Es
complicado explicar lo que siento cada vez que cuento un cuento, cada
vez que estoy delante de alguien y empiezo a relatar una historia. En
mi familia nunca se han contado muchas historias, más bien, hemos
preferido el silencio a la palabra y es que ésta, no ha sido nuestra
mejor compañera de viaje. Desde mi abuelo José (no conocí a mis
bisabuelos o tatarabuelos...) a mí, las palabras nos han sido
esquivas. En un momento determinado de nuestro discurso, ellas se
vuelven irreverentes con su interlocutor y deciden, simplemente, no
ser pronunciadas. En ese momento, intentamos convencer a esa palabra
para que se deje decir. La lucha entre ella y nosotros se vuelve
encarnizada. Cuanto más nos esforzamos en pronunciarla, más se
esfuerza ella en no salir. Se niega, llora, patalea y se aferra con
todo su significado en nuestra garganta. Grita que prefiere vivir en
nuestro pensamiento, acompañada de otras palabras y otras ideas, que
fuera hace frío y que su poco peso no impedirá que el viento la
empuje a un lugar cualquiera, alejada de sus compañeras de oración
e, incluso de sintagma, perdiendo así todo su ser. Cuando por fin
conseguimos pronunciarla, la palabra aparece exhausta, sin compañía
y con apenas significado. El viento no tarda en llevársela lo más
lejos posible.
Así,
que la mañana que decidí contar historias oralmente fueron muchas
las palabras que, de antemano, ya me avisaron de que ellas no estaban
dispuestas a salir aunque fuera para formar parte de una historia.

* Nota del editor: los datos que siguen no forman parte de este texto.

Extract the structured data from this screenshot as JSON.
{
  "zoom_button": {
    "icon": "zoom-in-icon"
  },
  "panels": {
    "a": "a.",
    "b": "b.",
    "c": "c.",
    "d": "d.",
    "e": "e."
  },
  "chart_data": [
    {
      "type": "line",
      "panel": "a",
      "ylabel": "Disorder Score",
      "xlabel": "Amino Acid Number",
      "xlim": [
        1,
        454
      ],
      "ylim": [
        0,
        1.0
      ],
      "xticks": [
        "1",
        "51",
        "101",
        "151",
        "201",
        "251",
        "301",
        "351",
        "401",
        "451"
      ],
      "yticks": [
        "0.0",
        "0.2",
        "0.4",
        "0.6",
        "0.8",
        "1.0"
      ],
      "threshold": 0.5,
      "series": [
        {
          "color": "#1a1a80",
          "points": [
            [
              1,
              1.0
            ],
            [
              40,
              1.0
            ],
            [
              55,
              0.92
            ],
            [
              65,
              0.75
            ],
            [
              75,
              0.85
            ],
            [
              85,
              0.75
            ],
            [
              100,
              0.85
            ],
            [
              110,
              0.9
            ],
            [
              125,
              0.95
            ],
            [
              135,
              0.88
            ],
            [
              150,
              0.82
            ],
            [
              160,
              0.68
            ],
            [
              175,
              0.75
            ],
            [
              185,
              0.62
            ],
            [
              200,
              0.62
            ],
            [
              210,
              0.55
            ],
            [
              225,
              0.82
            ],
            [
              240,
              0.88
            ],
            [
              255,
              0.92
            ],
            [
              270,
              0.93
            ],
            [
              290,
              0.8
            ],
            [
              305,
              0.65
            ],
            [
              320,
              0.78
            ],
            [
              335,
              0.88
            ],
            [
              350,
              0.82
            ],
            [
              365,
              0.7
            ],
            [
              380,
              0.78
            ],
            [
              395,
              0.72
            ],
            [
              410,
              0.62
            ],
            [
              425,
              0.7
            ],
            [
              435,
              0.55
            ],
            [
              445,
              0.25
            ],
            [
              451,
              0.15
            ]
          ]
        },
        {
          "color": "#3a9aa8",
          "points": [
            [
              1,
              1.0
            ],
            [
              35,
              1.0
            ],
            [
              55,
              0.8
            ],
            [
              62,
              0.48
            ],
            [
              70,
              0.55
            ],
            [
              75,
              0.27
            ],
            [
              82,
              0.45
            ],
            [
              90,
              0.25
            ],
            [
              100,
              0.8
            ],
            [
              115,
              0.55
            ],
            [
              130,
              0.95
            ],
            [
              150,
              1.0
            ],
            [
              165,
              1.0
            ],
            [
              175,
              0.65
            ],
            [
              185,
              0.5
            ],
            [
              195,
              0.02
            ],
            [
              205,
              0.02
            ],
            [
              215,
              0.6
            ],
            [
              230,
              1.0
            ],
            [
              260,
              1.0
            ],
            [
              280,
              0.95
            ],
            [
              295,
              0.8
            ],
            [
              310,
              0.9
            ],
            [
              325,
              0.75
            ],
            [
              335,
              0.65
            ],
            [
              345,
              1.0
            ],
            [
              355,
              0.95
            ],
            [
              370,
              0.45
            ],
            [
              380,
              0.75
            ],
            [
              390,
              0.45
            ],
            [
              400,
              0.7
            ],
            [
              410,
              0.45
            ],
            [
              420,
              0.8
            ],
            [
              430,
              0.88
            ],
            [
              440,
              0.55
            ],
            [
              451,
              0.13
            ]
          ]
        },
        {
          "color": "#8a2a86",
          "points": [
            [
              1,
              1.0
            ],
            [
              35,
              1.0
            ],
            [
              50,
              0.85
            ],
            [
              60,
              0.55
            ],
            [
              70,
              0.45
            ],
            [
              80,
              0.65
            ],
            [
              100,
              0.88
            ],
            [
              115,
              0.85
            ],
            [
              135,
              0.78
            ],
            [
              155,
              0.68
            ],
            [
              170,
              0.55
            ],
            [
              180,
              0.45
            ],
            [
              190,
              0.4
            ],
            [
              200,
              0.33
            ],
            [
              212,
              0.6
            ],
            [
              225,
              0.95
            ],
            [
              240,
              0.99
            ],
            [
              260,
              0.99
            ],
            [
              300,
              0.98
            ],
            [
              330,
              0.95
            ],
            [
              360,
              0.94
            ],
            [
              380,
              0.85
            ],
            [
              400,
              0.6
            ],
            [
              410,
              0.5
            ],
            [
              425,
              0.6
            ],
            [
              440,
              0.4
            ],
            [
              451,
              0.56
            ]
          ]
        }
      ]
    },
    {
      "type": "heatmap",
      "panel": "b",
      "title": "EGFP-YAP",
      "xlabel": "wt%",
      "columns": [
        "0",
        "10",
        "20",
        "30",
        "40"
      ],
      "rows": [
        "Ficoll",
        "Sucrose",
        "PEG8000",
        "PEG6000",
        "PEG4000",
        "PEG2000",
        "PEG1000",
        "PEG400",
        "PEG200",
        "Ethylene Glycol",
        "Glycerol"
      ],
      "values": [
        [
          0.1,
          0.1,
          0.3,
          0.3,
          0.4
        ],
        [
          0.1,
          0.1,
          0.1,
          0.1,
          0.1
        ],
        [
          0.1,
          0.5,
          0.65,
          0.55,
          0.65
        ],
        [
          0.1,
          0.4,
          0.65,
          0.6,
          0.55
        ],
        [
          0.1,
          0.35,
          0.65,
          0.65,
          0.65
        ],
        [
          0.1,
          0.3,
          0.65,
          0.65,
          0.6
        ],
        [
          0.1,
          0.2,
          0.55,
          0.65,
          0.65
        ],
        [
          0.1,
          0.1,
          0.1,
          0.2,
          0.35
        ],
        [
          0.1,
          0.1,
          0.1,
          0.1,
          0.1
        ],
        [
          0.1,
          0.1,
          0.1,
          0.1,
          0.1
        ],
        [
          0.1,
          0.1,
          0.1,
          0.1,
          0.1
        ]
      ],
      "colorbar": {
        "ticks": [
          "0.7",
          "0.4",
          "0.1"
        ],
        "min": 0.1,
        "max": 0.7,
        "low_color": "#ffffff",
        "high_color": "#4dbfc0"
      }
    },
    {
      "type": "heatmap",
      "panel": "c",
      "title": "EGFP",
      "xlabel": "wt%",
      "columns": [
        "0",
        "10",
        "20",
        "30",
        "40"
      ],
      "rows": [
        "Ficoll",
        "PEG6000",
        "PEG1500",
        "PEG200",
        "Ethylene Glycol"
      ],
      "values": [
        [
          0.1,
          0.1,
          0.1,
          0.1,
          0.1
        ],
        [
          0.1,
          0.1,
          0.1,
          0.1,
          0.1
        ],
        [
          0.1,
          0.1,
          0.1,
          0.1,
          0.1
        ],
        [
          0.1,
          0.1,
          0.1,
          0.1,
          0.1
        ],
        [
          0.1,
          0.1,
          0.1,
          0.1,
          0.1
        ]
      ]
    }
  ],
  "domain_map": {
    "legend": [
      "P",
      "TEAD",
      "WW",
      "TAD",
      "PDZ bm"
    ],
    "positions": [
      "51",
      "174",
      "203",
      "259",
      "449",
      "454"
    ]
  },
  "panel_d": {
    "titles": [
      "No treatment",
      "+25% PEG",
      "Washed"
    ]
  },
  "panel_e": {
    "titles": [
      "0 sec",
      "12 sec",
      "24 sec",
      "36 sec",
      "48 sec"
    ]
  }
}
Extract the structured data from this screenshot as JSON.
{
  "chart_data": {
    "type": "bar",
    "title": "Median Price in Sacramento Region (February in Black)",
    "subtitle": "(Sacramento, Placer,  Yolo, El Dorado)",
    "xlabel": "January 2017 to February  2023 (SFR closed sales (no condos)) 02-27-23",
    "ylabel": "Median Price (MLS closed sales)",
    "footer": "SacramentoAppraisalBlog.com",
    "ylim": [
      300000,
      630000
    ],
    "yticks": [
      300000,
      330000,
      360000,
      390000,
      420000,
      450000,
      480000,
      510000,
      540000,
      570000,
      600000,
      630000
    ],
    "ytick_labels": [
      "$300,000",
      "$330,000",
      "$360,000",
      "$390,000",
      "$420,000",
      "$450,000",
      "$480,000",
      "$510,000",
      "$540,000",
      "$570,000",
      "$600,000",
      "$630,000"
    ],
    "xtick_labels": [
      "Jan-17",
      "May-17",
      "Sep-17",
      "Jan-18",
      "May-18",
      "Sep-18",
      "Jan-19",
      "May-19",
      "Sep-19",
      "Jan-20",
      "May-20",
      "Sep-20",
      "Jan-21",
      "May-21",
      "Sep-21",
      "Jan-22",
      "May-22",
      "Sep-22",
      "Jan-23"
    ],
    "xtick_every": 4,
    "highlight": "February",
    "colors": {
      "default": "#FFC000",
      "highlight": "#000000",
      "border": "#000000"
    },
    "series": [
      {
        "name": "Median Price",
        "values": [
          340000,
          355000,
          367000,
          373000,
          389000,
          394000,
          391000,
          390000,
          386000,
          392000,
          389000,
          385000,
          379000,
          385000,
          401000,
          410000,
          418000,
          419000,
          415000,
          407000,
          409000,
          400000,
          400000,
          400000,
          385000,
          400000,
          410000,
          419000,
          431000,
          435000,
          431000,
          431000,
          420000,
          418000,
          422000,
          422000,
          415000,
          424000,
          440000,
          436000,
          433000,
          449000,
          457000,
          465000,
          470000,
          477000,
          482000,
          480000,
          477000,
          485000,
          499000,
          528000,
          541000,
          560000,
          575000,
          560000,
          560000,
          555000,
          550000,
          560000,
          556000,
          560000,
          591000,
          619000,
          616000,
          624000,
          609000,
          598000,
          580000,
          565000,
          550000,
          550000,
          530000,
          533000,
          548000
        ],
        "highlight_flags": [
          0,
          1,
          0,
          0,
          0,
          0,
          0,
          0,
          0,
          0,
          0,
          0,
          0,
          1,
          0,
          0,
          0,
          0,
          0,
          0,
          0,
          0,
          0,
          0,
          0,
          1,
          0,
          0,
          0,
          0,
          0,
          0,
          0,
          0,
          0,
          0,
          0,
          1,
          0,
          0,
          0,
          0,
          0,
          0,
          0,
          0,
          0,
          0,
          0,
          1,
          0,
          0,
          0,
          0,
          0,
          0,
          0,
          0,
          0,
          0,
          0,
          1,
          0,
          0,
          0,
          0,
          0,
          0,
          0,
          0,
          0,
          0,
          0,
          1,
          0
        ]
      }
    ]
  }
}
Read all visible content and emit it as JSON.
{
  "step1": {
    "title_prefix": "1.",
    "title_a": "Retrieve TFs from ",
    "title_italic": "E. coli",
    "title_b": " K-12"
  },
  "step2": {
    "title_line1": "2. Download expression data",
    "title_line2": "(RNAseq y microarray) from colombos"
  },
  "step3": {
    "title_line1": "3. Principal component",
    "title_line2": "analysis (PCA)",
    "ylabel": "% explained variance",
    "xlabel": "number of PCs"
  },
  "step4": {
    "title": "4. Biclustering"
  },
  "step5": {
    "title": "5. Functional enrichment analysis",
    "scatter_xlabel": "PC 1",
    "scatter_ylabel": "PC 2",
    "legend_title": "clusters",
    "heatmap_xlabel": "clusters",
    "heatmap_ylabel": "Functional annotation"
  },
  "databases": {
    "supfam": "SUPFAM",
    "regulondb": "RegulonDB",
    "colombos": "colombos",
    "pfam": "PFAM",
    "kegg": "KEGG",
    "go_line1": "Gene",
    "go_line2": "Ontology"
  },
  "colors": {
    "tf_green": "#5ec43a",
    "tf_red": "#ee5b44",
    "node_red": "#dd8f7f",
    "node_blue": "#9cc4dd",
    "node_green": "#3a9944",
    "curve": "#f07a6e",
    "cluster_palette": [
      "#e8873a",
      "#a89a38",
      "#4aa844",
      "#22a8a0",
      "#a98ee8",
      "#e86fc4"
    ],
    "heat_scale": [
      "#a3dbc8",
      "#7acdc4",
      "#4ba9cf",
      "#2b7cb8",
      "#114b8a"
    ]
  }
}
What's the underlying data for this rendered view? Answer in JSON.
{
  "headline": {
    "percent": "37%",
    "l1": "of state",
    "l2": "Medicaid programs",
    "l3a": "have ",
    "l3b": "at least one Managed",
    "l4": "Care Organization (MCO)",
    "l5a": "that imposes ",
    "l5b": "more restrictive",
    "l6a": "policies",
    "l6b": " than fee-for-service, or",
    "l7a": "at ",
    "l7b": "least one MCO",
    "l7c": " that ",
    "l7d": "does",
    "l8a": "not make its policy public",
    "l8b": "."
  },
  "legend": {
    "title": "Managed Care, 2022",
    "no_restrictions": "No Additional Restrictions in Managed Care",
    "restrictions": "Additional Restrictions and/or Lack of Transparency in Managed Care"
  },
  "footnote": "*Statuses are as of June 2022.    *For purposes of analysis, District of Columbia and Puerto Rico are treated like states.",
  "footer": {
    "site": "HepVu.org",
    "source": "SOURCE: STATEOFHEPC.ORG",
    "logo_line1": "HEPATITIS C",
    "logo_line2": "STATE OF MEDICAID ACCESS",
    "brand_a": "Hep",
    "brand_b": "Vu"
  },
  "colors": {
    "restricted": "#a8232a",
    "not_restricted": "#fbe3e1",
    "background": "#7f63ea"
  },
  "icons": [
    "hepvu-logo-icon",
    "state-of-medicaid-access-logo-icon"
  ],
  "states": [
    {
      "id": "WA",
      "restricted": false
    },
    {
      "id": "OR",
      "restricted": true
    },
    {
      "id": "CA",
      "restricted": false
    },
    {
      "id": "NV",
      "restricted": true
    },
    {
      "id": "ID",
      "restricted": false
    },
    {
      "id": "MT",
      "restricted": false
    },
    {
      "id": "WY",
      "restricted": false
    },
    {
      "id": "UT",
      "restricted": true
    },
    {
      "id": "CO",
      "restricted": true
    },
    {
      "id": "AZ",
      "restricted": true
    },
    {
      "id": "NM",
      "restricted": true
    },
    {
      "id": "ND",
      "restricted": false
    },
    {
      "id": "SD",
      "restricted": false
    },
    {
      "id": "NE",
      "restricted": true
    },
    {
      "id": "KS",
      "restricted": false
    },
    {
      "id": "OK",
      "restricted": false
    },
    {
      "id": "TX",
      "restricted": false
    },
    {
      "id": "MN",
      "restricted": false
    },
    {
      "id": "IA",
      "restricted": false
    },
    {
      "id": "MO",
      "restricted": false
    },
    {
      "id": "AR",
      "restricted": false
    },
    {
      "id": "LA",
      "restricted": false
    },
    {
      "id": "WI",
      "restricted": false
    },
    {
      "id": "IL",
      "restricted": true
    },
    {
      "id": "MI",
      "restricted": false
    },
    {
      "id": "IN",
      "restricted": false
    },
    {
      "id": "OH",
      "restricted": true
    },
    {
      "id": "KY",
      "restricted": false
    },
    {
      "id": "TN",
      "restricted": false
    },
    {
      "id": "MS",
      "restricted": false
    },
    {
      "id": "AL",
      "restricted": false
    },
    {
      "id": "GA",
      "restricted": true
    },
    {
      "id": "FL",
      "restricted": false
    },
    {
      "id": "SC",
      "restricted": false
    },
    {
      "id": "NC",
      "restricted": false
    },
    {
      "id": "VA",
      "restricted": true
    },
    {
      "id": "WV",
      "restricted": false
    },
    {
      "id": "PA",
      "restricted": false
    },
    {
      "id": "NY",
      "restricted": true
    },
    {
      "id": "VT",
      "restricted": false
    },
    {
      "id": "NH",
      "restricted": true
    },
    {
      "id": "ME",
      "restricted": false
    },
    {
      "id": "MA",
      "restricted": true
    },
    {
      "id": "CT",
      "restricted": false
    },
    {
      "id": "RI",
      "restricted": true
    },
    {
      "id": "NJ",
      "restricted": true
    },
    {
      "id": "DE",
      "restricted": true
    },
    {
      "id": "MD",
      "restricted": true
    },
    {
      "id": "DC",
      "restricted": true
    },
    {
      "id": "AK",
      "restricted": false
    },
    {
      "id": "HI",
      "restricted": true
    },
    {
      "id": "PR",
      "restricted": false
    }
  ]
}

Ellas prefieren vivir en todos los cuentos que habitan en mi mente,
saltar de una historia a otra formando frases distintas y viviendo
diferentes aventuras cada minuto. Sin embargo, yo sigo empeñado en
contar oralmente. Cada noche, mantengo largas conversaciones con las
palabras explicándoles porqué son tan importantes para mí y porqué
preferiría que saliesen libremente. Sin embargo, ellas siguen
pensándoselo y yo sigo intentado convencerlas.
Al final el que aguanta más es el que gana; ¡duro con ellas!